Minister Han Dong-hoon allegedly “refused to disclose information” regarding whether or not he possesses cryptocurrency, however, this has been refuted by South Korea‘s Justice Ministry.
The ministry reportedly said that “the cryptocurrency holding status of public officials who work with crypto assets” is “checked regularly.” All “public officials belonging to the Ministry of Justice” were required to undergo biannual inspections, according to the ministry.
South Korean Justice Ministry
In 2021, it started conducting these checks on officials, it added. It further said that the most recent inspection was made in January of this year. According to the ministry’s recent investigation, “public employees [who work with crypto regulation] did not hold any virtual assets.”
In South Korea this month, the issue of MPs possessing cryptocurrency has gained political traction. Allegations that Kim Nam-kuk, a politician who participated on a committee responsible for formulating policy, sold digital assets in preparation for the National Assembly’s passage of the Travel Rule, have sparked outrage.
- Minister Han Dong-hoon denied cryptocurrency possession, refuted by Justice Ministry.
- Ministry conducted checks on officials in 2021 and found no virtual assets.
- Ministry of Justice notified NGO of the non-disclosure policy.
Some claim that this might amount to insider trading. Nevertheless, political mudslinging has complicated the situation. The Democratic Party, which has the most seats in the National Assembly, recently saw Kim leave the organization.
Some believe that the ruling People’s Power Party (PPP) has tried to take advantage of this. The PPP has asserted that the Democratic Party suffers from widespread corruption-related problems.
The latter has retaliated. This Thursday, a member of parliament from the Democratic Party named Park Chan-dae said that Minister Han had “refused to disclose whether he owned cryptocurrency,” stating that this information was “private and personal information.”

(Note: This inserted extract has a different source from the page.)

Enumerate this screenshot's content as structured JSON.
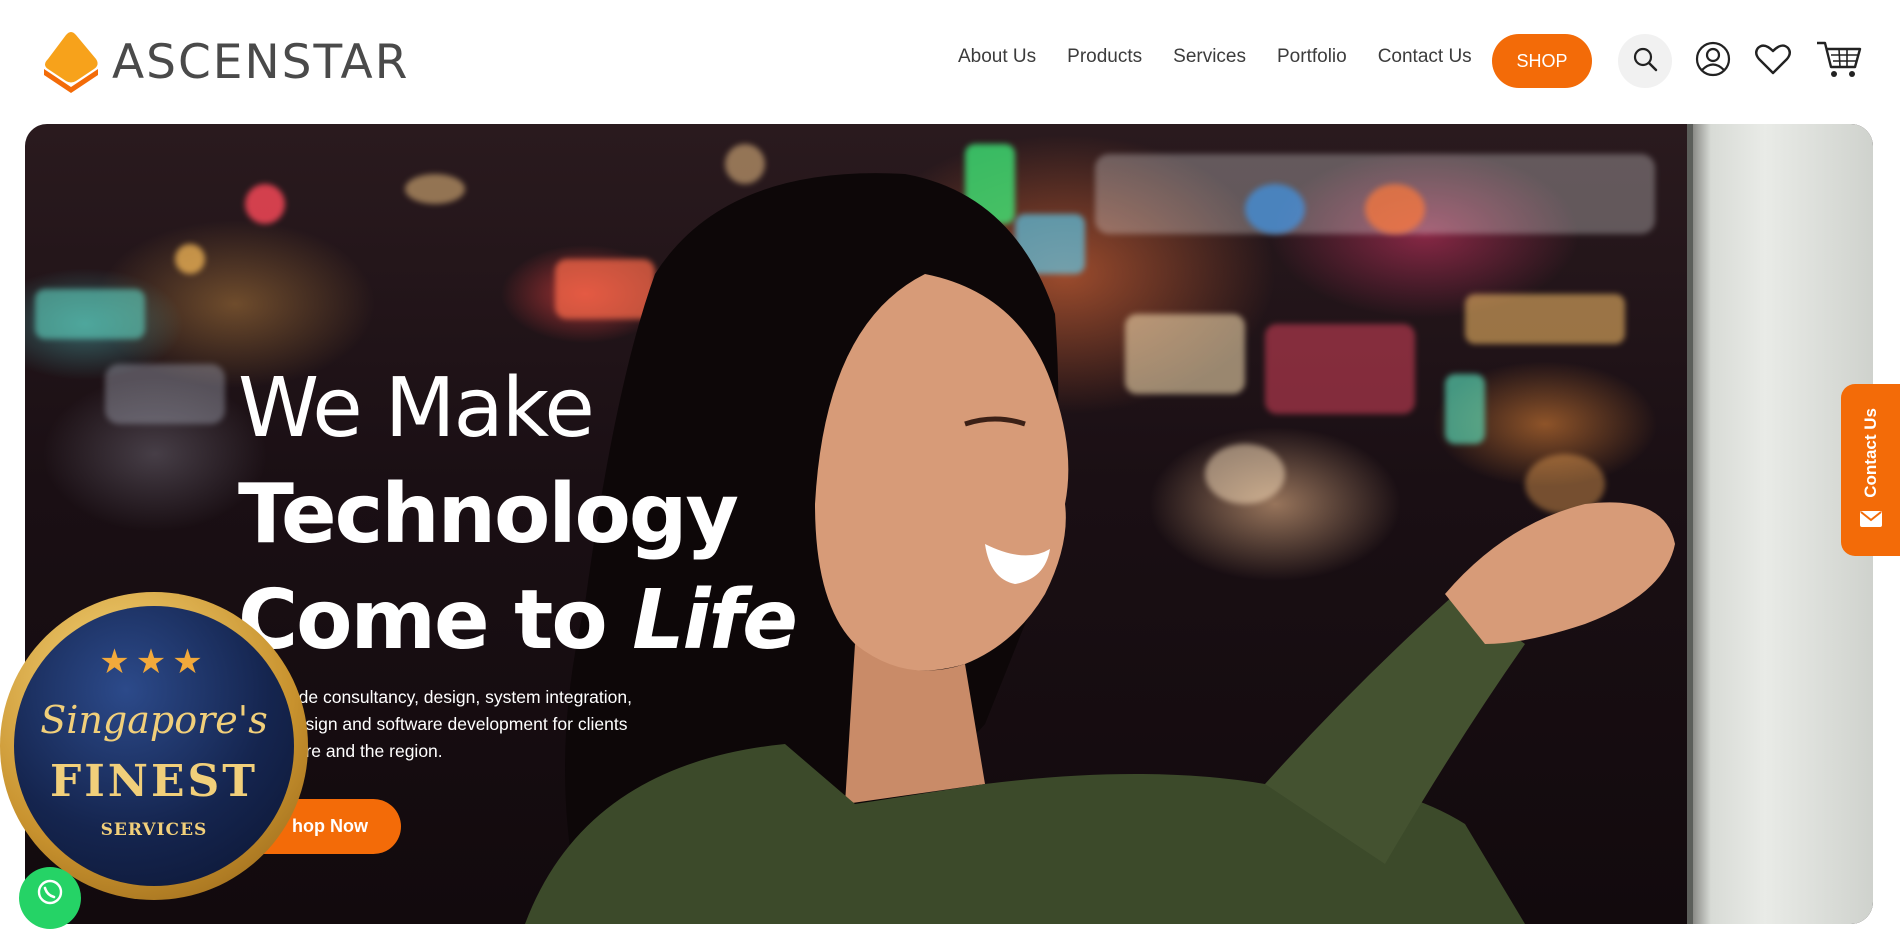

Han’s ownership of crypto-assets, according to Park, should be determined in the open. The “refusing” to remark on the situation, continued Park, was unacceptable. Left-leaning NGO People’s Solidarity for Participatory Democracy claimed to have been in touch with the ministry on May 8.
The NGO claimed to have written to the ministry asking for clarification on the issue of cryptocurrency ownership. But according to the organization, the “Ministry of Justice” responded by “notifying” the NGO that it had a “non-disclosure” policy.